Segmentation (Fecundity and other use-cases)

The segmentation pipeline provides different tools for segmenting foreground from background. This pipeline has been used for fecundity experiments, to normalize motility measurement, and for various other use-cases that require estimating the amount of worms in a well. The segmentation pipeline can use a simple Python-based algorithm that finds edges, blurs, and converts to binary or a more complex deep-learning model with Cellpose.

Experimental protocols

Detailed procedures for preparing and recording images of filarial nematode or schistosome progeny can be found at the following links:

Configuration of the GUI

The following parameters can be adjusted:

  1. Segmentation type: Select either Python or Cellpose. If Cellpose, select the appropriate model in the Cellpose model dropdown. If Python, enter the standard deviation to be used for the Gaussian kernel (Python model sigma).
  2. Cellpose model: Select the trained Cellpose model to be used for worm identification.
  3. Python model sigma: (Default = 2.5): Details found at the SciPy documentation. A larger value result in blurier images to segment.
  4. Wavelengths (Default = w1): The wavelength to use as input for segmentation.

Cellpose models

Custom worm models

Performance of Cellpose segmentation will vary based on the magnification used to take the images. If you are interested in training your own Cellpose model, please reach out to the wrmXpress developers.
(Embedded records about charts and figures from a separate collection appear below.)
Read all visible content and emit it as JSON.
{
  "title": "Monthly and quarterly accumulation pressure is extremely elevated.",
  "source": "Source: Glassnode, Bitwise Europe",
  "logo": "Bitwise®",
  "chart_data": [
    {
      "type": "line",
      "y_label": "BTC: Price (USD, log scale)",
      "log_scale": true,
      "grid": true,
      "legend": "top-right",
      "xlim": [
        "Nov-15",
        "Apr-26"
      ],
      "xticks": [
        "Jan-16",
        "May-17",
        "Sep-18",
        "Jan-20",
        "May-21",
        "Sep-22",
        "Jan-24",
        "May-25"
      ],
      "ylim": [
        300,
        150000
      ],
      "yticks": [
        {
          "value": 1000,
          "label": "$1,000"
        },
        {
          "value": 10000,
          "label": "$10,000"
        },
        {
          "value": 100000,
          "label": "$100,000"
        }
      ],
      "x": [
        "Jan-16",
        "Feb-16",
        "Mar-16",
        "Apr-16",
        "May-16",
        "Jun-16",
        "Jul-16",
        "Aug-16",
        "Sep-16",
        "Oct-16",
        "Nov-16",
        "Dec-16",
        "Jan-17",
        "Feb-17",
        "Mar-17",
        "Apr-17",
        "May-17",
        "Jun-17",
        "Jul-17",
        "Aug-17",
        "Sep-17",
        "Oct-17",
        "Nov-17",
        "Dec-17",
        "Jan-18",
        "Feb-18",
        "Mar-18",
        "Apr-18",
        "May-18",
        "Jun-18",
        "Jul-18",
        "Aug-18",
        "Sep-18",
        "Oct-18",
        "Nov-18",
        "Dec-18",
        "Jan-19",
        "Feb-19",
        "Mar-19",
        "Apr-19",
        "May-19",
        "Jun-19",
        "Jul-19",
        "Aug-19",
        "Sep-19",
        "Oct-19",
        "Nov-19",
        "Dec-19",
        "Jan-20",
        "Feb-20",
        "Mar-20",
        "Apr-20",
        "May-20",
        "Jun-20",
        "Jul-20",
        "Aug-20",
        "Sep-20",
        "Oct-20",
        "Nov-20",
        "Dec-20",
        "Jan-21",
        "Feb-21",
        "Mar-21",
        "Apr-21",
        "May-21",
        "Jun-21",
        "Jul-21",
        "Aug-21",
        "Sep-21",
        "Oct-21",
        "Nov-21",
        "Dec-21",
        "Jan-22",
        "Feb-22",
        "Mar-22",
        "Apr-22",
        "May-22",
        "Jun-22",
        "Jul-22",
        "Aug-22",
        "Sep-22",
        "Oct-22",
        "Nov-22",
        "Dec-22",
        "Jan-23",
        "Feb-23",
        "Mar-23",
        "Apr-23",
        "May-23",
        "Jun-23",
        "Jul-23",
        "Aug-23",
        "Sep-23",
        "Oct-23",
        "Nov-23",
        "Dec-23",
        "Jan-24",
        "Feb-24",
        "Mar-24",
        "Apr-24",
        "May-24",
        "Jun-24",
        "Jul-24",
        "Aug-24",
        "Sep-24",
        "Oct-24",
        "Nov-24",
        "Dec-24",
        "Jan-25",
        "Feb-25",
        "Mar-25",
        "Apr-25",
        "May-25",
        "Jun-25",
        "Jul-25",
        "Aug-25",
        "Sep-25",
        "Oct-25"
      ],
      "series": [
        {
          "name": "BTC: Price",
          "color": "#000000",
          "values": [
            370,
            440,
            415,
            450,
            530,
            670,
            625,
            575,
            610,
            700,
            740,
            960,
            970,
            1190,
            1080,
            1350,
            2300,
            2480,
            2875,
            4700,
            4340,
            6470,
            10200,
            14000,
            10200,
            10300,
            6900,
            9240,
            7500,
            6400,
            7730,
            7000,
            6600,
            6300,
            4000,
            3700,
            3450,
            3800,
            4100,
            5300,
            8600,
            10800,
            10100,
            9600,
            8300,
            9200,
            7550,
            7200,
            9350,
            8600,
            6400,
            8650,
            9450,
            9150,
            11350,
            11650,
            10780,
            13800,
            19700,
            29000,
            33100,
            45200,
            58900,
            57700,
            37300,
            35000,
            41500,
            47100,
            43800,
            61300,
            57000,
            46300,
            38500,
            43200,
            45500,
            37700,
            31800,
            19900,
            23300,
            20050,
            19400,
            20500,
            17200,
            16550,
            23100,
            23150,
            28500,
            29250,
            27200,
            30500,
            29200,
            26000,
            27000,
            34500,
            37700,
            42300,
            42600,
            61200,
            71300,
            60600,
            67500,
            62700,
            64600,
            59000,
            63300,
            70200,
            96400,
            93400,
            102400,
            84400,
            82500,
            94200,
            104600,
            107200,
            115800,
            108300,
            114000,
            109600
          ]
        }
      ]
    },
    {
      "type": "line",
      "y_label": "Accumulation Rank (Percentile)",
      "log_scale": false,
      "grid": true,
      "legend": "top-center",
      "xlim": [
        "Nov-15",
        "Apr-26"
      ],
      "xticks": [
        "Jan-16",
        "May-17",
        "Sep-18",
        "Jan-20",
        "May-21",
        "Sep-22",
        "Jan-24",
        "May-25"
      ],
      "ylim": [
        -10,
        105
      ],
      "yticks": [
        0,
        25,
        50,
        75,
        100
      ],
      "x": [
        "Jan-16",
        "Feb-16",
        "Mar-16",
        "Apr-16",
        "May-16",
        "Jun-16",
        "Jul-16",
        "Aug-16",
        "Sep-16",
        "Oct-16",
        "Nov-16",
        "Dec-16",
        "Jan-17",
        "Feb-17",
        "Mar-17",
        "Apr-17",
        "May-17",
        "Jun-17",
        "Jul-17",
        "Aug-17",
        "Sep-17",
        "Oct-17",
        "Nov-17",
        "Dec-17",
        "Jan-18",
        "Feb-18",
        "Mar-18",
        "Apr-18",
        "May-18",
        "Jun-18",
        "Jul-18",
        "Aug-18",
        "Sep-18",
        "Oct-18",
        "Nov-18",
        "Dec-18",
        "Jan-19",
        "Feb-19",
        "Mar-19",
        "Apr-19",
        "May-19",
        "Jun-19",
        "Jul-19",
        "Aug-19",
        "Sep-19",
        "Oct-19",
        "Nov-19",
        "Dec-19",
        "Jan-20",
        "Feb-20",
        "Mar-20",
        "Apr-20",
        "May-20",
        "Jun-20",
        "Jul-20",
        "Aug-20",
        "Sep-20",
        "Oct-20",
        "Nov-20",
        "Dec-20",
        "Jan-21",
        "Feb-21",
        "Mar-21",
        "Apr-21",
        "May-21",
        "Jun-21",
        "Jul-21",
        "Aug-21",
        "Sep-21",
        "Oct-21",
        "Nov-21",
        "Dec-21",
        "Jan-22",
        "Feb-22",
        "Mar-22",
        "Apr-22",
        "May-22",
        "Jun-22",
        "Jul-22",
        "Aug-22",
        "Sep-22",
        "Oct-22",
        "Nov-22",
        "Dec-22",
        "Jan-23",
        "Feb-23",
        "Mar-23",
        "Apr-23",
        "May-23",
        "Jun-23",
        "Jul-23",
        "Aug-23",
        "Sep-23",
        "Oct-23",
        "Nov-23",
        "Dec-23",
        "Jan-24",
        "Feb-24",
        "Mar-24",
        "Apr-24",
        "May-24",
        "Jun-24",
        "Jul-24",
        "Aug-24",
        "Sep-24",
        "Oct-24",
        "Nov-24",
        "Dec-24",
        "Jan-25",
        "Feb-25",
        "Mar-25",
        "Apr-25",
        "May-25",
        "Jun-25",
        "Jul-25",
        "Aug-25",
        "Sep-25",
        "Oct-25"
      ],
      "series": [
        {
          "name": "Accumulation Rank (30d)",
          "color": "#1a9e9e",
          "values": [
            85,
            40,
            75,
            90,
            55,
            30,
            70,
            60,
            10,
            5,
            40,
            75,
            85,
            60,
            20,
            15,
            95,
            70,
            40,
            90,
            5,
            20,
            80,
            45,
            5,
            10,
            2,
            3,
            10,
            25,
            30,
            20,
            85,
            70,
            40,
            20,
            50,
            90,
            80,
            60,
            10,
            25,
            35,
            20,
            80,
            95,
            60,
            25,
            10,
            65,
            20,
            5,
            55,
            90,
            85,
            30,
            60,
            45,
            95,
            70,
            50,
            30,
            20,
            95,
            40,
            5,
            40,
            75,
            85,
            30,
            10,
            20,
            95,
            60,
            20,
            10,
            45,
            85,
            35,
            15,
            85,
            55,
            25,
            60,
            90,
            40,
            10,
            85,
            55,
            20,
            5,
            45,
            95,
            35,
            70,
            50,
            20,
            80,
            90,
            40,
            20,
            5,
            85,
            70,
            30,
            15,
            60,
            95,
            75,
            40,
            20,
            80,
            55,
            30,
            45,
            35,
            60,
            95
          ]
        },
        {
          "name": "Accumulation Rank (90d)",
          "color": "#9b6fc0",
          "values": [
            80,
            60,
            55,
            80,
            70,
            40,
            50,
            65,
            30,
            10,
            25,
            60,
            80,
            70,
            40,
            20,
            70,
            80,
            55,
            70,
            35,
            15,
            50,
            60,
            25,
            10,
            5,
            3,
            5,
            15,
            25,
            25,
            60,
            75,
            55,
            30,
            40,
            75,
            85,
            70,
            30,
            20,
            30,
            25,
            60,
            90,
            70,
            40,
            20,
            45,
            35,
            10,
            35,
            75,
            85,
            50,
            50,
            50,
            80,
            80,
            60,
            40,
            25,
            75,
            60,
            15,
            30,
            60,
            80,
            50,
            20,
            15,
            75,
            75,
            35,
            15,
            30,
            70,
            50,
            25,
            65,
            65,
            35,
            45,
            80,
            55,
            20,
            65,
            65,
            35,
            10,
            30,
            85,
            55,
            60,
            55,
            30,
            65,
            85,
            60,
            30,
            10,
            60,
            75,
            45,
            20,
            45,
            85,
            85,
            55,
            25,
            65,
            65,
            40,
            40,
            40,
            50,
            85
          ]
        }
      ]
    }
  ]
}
wrmXpress currently ships models trained on the following data:

  • Caenorhabditis elegans (all stages)
  • Caenorhabditis elegans fluorescent pharynxes
  • Microfilariae (performs poorly on pretzel-stage worms and embryos)
  • Strongyle-type eggs

Expected input

Imaging data may be analyzed in the form of individual TIF images per frame (i.e., the TimePoint structure utilized by ImageXpress) or in the form of raw, uncompressed AVI video containers. See the Data Organization page for more details. All experiments should include a single wavelength. Multisite images should be stitched according the ImageXpress + Multi Site instructions.

If running a fecundity experiment, the plate directory should have a single TimePoint with individual images for each well:

Fecundity file structure

Each well should include all the progeny from a single parent.

Validated species and stages

  • Filarial nematodes (i.e., Brugia malayi and Dirofilaria immitis)
  • Schistosomes
  • Strongyle-type eggs

Example plates

  • 20220722-p04-JDC_1606: Schistosoma mansoni with adults and eggs in the well
  • 20220722-p06-JDC_1608: Schistosoma mansoni without adults and eggs in the well
  • 20210906-p01-NJW_857: Brugia pahangi

Expected output

A CSV file with at least two columns: Well and Segmented Area. Variation in the number of worms per well can be corrected for by diving the motility value by the area value. If using Metadata, there will be an additional column for each provided metadata data frame.